Morton Feldman’s Music of Stillness

Morton Feldman’s Music of Stillness


“I really don’t feel that it’s all necessary anymore,” Morton Feldman told an interviewer in 1972. “And so what I try to bring into my music are just a very few essential things that I need—to at least keep it going, for a little while more.” Feldman had been asked whether his corpus of work, with its brooding slowness and trembling softness, had something to do with Jewish mourning in the wake of the Holocaust. He evaded the question, though he admitted that he thought about it privately. Instead, he gestured toward a more abstract vanishing—what he called “the death of art,” or, more acutely, “Schubert leaving me.”

It’s still going. At the time of his death, in 1987, Feldman seemed destined to be remembered as a particularly esoteric associate of John Cage’s. His obituaries were preoccupied with the fact that some of his works were very long. But a cult was growing around him, and in the past few decades his influence on new music has become pervasive. The late Feldman archivist Chris Villars assembled a list of some two hundred and fifty pieces written in Feldman’s memory. Linda Catlin Smith, who wrote two of them, recently told the critic Tim Rutherford-Johnson that hearing Feldman “made me feel that writing music was possible, that I might be able to write music that I want to hear.” The homages continue to arrive: in 2022, Tyshawn Sorey wrote “Monochromatic Light (Afterlife),” which emulates Feldman’s shiver-inducing 1972 score “Rothko Chapel,” a musical response to Mark Rothko’s sepulchral shrine in Houston.

In an age of algorithmic din, Feldman’s appeal lies in his unhurried, monkish devotion to the elementals of sound. His output can be seen as a kind of wilderness preserve, in which stray fragments of musical history are allowed to roam free, without having to worry about adapting themselves to any modish system or sensibility. You encounter ambiguous piano chords that could have survived a charred sonata by Schubert; darkly sighing flute motifs that might have graced a quieter page of one of Schoenberg’s expressionist eruptions; cryptically tolling percussion tones out of late Stravinsky; static repetitions that nod toward minimalism. Each sound inhabits its own space, hardly touching the others. A canyon of silence envelops them all.

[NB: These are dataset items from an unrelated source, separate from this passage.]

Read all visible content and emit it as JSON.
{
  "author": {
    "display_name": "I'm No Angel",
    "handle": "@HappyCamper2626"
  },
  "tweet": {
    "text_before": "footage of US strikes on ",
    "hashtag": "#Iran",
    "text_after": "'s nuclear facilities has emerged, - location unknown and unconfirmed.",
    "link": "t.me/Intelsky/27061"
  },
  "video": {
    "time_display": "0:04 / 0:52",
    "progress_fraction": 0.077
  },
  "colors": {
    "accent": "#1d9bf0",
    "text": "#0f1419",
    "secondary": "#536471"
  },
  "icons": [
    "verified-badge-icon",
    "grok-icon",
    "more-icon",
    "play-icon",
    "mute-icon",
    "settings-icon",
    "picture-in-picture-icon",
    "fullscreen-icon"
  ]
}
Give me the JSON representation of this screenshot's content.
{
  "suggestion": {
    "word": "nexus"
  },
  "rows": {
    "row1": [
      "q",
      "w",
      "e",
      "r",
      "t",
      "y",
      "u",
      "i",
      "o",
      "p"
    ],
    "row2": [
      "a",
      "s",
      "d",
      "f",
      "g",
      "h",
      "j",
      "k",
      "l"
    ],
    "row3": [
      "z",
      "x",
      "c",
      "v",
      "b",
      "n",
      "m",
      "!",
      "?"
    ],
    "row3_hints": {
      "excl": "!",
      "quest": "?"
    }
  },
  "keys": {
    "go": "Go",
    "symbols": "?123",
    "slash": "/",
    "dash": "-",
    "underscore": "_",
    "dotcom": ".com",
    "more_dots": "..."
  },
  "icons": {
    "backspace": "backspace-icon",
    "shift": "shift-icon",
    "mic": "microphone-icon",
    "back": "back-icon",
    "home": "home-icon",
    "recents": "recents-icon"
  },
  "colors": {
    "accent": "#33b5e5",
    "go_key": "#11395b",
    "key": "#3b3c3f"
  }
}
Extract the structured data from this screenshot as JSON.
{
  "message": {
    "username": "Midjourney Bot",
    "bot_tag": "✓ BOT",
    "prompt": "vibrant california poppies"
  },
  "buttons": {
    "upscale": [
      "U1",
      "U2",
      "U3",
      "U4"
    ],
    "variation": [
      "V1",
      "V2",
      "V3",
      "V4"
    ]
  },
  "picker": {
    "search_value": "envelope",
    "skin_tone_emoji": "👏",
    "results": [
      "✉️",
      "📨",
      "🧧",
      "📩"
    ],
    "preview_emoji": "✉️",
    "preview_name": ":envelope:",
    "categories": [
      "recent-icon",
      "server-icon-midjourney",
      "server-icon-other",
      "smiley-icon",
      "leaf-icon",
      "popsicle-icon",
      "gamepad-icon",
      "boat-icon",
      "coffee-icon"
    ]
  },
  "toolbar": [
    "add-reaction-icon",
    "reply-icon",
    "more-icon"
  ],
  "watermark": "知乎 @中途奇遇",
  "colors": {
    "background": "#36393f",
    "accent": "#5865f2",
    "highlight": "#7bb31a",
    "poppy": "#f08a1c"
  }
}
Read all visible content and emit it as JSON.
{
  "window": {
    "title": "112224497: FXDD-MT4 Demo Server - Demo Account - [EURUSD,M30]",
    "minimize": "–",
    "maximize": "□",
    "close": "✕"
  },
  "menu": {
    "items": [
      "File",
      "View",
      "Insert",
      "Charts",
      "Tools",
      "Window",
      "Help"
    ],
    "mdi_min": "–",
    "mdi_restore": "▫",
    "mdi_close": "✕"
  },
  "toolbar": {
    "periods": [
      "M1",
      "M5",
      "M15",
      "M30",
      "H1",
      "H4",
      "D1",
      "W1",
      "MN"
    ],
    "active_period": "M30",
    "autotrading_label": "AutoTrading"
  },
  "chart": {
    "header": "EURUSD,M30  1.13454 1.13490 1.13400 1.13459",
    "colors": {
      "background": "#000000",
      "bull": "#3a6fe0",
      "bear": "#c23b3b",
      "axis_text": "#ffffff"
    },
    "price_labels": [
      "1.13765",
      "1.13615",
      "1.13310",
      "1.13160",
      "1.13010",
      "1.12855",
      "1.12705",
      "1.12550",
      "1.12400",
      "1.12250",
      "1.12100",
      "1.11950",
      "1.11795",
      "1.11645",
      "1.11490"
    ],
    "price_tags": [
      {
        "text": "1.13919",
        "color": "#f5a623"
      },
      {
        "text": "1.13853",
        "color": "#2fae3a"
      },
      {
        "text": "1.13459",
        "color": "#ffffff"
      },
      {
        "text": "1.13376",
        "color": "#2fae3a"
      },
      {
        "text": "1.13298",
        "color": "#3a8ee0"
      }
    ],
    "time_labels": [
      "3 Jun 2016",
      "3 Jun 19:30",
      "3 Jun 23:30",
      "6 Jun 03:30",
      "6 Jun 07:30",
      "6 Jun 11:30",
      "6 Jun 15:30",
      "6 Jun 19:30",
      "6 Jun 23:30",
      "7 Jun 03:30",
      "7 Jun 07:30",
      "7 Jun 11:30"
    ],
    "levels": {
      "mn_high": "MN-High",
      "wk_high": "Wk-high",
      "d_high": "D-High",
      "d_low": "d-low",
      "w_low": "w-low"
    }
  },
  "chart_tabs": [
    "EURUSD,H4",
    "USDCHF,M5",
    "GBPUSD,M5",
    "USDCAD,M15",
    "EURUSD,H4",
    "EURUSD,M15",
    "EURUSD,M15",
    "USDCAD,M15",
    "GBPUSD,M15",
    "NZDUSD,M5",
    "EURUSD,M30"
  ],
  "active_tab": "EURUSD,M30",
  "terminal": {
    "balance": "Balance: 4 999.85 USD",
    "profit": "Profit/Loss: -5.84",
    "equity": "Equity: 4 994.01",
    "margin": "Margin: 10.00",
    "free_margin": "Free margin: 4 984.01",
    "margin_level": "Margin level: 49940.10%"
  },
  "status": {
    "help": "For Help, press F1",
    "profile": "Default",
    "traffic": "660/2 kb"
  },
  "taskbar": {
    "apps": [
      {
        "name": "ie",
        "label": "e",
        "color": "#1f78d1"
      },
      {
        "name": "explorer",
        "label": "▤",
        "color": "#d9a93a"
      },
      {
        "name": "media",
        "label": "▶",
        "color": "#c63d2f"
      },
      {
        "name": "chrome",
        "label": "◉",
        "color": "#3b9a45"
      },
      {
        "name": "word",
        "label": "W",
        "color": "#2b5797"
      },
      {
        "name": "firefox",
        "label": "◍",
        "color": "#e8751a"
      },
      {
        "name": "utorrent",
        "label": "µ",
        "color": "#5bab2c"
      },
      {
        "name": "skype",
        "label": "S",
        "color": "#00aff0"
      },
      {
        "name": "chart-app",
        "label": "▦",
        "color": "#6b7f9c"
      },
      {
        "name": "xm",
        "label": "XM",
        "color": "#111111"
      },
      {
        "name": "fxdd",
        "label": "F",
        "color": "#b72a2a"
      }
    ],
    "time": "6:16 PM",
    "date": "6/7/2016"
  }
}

At first glance, Feldman might seem to be a prophet of the so-called slow movement, which calls for the savoring of simple pleasures. Yet his empire of quiet is undergirded by unease. As in the writing of Samuel Beckett, who supplied the libretto for Feldman’s only opera, “Neither,” gnomic utterances bear the scars of catastrophe. This is not music you can zone out to, unless the zone in question is the shimmering wasteland of Tarkovsky’s “Stalker.” An atmosphere of tension, even menace, circumscribes the sensuousness of those lost Romantic chords. As another Jewish American sage once said, beauty walks a razor’s edge.

Feldman’s hundredth birthday was on January 12th. Little is being done on his behalf in New York City, where he was born and raised. But the University of Buffalo, where the composer taught for many years, mounted a two-day festival in his honor, and the Piano Spheres series, in Los Angeles, presented a pair of marathon concerts. I attended the latter, which culminated in the unveiling of a cake emblazoned with Philip Guston’s portrait of Feldman—a bulbous figure puffing on a cigarette and gazing into the distance. I happen to share a birthday with the man of the hour. It was as good a way as any to mark the creep of age.

The Piano Spheres events, which were divided between the Wende Museum, in Culver City, and the Brick, in Koreatown, concentrated on the music of Feldman’s final decade, when he largely gave up trying to produce works that could fit onto conventional programs. Thirteen of his scores from this period go on for more than an hour; two of them, “String Quartet II” and “For Philip Guston,” each outlast “Tristan und Isolde.” I sometimes suspect that Feldman seized on Wagnerian scale as a way of exacting revenge on Hitler’s favorite composer. But the vastness was really about fostering conditions in which his spectral harmonies could thrive. Rothko needed to fill a room with his canvases; Feldman needed to fill an evening with his music.